The calculated figure of merit (FOM) parameter of the proposed filter is 62,520, which is considerably high for this class of filter compared with other published works. The proposed filter is compared with other published filters in

Table 2. Comparison between the proposed filter and some published filters.

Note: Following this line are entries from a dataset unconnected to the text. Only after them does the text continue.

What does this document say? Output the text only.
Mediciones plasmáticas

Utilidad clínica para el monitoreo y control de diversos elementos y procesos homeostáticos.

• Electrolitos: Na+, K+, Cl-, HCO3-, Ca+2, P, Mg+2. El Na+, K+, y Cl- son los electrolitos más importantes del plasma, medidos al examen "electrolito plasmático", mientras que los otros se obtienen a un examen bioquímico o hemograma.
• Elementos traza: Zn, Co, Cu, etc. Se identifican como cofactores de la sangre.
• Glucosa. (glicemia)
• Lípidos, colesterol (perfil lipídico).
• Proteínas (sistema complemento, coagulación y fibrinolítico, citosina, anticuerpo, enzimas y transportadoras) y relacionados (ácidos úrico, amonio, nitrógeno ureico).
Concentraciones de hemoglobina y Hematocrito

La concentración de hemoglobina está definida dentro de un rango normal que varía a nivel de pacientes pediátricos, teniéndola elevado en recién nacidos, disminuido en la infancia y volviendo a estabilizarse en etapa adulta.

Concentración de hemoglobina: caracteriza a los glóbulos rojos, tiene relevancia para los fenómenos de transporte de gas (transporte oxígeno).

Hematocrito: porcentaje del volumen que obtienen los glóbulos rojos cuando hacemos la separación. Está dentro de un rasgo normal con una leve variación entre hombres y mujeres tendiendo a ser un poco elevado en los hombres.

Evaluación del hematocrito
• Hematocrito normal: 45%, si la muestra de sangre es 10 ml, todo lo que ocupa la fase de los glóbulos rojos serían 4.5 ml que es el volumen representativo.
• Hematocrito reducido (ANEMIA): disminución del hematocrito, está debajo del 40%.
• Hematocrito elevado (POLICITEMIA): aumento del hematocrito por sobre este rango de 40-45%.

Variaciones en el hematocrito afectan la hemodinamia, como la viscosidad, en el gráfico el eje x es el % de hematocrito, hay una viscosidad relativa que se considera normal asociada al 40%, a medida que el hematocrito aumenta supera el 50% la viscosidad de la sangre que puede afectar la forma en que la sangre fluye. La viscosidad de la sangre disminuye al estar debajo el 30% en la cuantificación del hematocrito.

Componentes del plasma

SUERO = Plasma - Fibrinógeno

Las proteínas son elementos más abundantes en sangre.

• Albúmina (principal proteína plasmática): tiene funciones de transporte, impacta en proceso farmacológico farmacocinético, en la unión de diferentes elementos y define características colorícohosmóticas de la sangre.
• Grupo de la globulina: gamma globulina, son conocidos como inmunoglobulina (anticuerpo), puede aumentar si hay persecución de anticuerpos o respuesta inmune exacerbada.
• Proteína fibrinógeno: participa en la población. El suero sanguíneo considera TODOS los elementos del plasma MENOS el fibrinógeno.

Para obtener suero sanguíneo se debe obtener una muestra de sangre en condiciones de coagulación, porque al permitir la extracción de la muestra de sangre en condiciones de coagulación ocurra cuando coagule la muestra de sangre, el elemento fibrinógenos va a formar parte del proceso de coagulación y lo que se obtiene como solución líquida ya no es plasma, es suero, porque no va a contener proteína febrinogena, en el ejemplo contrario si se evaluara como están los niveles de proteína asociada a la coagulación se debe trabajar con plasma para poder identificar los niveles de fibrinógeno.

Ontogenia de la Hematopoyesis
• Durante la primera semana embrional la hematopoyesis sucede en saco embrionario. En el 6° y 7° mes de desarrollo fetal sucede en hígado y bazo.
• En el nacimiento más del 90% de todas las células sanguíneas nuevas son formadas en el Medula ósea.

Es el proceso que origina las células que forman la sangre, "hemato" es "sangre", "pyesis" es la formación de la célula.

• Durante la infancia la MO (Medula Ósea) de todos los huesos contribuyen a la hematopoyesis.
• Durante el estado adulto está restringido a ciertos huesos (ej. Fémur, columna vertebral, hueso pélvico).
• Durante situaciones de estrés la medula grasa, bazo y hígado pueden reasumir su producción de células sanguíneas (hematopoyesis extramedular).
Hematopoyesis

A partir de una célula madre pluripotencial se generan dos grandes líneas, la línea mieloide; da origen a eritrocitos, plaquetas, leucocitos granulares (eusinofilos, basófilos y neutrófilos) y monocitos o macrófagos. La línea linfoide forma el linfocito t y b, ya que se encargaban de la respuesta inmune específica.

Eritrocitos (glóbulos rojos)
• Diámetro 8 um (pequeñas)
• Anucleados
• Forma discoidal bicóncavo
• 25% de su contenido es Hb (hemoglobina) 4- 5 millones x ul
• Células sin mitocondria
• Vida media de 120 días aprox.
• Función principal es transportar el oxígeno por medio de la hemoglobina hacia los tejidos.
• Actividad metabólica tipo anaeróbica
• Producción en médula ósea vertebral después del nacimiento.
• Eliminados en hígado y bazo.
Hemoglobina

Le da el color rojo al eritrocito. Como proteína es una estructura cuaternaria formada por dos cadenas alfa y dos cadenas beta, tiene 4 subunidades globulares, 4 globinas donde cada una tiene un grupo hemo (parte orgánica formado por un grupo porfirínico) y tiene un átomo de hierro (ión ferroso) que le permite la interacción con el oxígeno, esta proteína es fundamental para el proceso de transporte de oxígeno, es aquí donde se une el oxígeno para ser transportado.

Ref	fc (GHz)	ζ (dB/GHz)	NCS (λg2)	RSB	SF	RL	IL	FOM	Substrate
[16]	1.89	139	0.0177	1.69	2.5	10.3	1.8	33,179	Rogers
[18]	2.35	135	0.032	1.64	2.2	10.6	0.6	18,562	RT/Duroid
[46]	2.4	92.5	0.037	1.35	3	10	0.25	10,125	RT/Duroid
[47]	1.96	104	0.0228	1.8	2	12	0.6	18,063	Rogers
[48]	1.47	85.6	0.0076	1.68	2.2	12	0.4	41,628	RT/Duroid
[49]	2.44	67.27	0.038	1.39	2.2	14.8	0.6	5414	FR4
[50]	3.01	58.6	0.0242	1.43	2.5	20	0.3	865.5	RT/Duroid
[51]	5.55	84	0.0857	0.66	1.5	20	0.7	116.5	FR4
[52]	2.11	100	0.032	1.6	1.8	12	0.7	9000	FR4
[53]	1.07	75	0.0088	1.66	2	20	0.4	2804	DiClad
[54]	1	77	0.0117	1.74	2.4	20	0.3	27,192	Rogers
[55]	2.49	37.5	0.0378	1.62	1.5	7.6	0.8	2410	Rogers
[56]	1.66	171	0.0176	1.75	2	12	0.5	34,000	Rogers
This Work	1.26	103.9	0.00693	1.73	2.4	12	0.3	62,520	RT/Duroid

.

Table 2 shows that the proposed LPF has the smallest NCS and the highest FOM parameters compared with other related works.

4. Conclusions

A new microstrip lowpass filter with a small occupied size (0.126 λ_g × 0.055 λ_g) and ultra-wide stopband (1.48 to 20 GHz) is proposed. The proposed filter has an attenuation level higher than 24 dB in stopband and a very sharp response in the transition band with a sharp roll-off rate higher than 103 dB/GHz. With these specifications, the implemented device can be used in modern wireless systems.